Thursday, 19 July 2007


MIRANSHAH, Pakistan, July 18 (AFP): Pro-Taliban militants ambushed a Pakistani military convoy near the Afghan border Wednesday, sparking a gunbattle that left at least 16 soldiers and some rebels dead, the army said.
The fighting in the North Waziristan tribal region moved the government one step closer to an all-out war with Islamic extremists in the area, who abandoned a 10-month-old peace treaty with the government on Sunday.
Pakistan has been rocked by a wave of violence since government troops stormed the hardline Red Mosque in the capital Islamabad last week, killing scores of militants.
In Wednesday's attack, insurgents fired rockets at the convoy and then opened fire with automatic weapons near the village of Lwara Mundi, chief military spokesman Major General Waheed Arshad said.
"Sixteen soldiers were martyred and 14 others were injured.
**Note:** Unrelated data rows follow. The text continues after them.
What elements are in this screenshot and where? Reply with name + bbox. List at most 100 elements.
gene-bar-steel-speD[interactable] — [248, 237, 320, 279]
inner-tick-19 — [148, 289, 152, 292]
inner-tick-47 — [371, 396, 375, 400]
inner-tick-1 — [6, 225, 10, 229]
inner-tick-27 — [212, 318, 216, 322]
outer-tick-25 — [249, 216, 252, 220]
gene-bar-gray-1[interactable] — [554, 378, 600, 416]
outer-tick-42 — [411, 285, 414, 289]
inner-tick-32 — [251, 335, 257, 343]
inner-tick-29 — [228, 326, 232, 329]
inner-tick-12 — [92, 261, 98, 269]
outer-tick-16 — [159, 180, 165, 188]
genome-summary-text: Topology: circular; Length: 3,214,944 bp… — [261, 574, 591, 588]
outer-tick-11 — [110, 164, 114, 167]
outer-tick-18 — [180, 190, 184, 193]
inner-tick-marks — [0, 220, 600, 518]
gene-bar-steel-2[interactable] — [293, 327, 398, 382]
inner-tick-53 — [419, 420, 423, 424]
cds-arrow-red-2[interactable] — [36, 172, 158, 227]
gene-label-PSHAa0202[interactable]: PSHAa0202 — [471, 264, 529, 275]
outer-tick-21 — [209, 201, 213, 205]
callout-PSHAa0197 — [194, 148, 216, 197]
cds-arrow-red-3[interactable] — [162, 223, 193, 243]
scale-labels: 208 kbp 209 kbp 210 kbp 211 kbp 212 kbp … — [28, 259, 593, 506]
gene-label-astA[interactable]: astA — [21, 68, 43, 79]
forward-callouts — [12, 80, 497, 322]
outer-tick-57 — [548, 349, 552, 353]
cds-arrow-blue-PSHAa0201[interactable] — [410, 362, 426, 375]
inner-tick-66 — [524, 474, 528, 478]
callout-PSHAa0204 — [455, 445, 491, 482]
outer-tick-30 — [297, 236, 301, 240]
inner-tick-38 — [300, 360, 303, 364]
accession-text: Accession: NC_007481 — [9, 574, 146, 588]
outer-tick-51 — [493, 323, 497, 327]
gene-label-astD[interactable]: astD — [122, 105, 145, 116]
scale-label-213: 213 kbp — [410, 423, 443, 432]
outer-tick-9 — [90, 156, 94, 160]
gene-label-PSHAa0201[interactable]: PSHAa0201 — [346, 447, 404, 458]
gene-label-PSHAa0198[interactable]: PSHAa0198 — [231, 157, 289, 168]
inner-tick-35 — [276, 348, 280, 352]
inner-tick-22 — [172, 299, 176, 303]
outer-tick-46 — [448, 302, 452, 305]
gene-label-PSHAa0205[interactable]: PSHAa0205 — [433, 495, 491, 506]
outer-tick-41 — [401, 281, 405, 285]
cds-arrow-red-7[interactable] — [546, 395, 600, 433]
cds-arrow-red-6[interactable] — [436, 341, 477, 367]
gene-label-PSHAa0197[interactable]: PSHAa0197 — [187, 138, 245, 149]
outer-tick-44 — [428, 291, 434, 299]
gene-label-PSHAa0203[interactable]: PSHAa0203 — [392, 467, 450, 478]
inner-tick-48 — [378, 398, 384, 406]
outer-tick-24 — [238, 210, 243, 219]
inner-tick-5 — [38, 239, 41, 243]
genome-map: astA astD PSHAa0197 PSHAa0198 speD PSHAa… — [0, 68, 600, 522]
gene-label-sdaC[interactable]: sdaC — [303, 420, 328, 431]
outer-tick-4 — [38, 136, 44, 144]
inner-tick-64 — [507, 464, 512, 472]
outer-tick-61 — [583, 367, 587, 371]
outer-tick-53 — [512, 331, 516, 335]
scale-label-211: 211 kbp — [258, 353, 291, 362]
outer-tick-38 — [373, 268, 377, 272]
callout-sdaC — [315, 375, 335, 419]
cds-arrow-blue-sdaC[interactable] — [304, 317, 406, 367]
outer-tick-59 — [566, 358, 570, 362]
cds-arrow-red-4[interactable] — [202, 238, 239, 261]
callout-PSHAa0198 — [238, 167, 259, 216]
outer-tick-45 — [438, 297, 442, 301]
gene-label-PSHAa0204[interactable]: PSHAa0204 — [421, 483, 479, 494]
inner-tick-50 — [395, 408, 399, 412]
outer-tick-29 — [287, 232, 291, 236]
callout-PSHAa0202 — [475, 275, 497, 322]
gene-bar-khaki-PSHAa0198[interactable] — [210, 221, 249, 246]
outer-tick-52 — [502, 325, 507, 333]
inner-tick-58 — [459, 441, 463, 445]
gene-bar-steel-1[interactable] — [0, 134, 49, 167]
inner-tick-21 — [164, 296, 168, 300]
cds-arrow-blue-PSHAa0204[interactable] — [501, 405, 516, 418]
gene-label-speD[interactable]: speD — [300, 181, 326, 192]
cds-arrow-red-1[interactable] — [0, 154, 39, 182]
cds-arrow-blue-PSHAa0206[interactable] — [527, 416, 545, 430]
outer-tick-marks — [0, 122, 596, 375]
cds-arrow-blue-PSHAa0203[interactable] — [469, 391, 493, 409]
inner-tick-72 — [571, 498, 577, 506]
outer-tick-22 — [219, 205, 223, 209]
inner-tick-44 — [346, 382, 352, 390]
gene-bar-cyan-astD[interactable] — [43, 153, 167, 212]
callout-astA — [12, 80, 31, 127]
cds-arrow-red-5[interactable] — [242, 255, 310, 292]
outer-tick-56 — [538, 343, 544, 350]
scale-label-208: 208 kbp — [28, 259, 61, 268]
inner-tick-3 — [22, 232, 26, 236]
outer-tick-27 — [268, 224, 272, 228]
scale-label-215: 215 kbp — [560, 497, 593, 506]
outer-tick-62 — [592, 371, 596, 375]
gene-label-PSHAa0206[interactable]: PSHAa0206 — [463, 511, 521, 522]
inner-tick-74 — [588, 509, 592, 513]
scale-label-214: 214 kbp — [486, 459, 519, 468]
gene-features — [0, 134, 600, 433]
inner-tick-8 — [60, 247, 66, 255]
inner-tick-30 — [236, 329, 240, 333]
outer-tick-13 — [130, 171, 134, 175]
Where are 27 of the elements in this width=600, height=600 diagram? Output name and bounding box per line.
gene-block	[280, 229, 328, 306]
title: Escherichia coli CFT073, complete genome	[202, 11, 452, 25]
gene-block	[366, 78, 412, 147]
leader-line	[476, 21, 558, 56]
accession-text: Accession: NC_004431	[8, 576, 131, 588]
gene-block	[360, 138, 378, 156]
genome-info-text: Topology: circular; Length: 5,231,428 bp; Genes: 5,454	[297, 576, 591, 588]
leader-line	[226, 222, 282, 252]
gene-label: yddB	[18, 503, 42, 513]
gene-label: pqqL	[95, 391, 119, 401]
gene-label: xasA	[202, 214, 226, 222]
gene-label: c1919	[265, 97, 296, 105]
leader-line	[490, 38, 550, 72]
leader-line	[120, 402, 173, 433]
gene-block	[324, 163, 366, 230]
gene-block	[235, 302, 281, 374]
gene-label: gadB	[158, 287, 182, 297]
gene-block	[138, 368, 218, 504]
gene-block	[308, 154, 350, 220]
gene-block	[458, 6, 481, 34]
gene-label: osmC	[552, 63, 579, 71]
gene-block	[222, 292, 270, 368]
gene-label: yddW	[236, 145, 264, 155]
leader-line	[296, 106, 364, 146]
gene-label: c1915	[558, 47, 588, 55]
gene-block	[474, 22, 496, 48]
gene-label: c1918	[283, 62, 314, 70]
Some miscreants were also killed in the exchange of fire," Arshad told AFP, adding that security had been stepped up in the region.
"Initial reports say that the fighting was heavy," a senior security official said.
The mountainous area where the ambush took place is near where Pakistani forces earlier this year erected the first 35-kilometre (20 mile) stretch of a controversial anti-Taliban fence along the border with Afghanistan.
The attack happened hours after a roadside bomb blast in North Waziristan injured six civilians and a soldier.
Separately a landmine exploded overnight outside the Miranshah home of politician Mohammad Ajmal Khan, who served as federal sports minister in the 1990s, destroying his front gate but causing no casualties, officials said.
A day earlier, a suicide blast in North Waziristan killed three soldiers and a civilian, while another suicide attack in the capital Islamabad killed at least 15 people.
On Saturday a suicide bomber rammed an explosives-packed car into a paramilitary convoy in North Waziristan, leaving 24 dead and scores wounded.
Early Sunday, two suicide car bombers struck another convoy in the Swat Valley of North West Frontier Province-home to militants with links to the Red Mosque-killing 12 security personnel and five civilians.
Later that day another attacker brought carnage to a police recruitment centre in the same province, killing at least 26 police officials and recruits when he set off a load of explosives strapped to his body.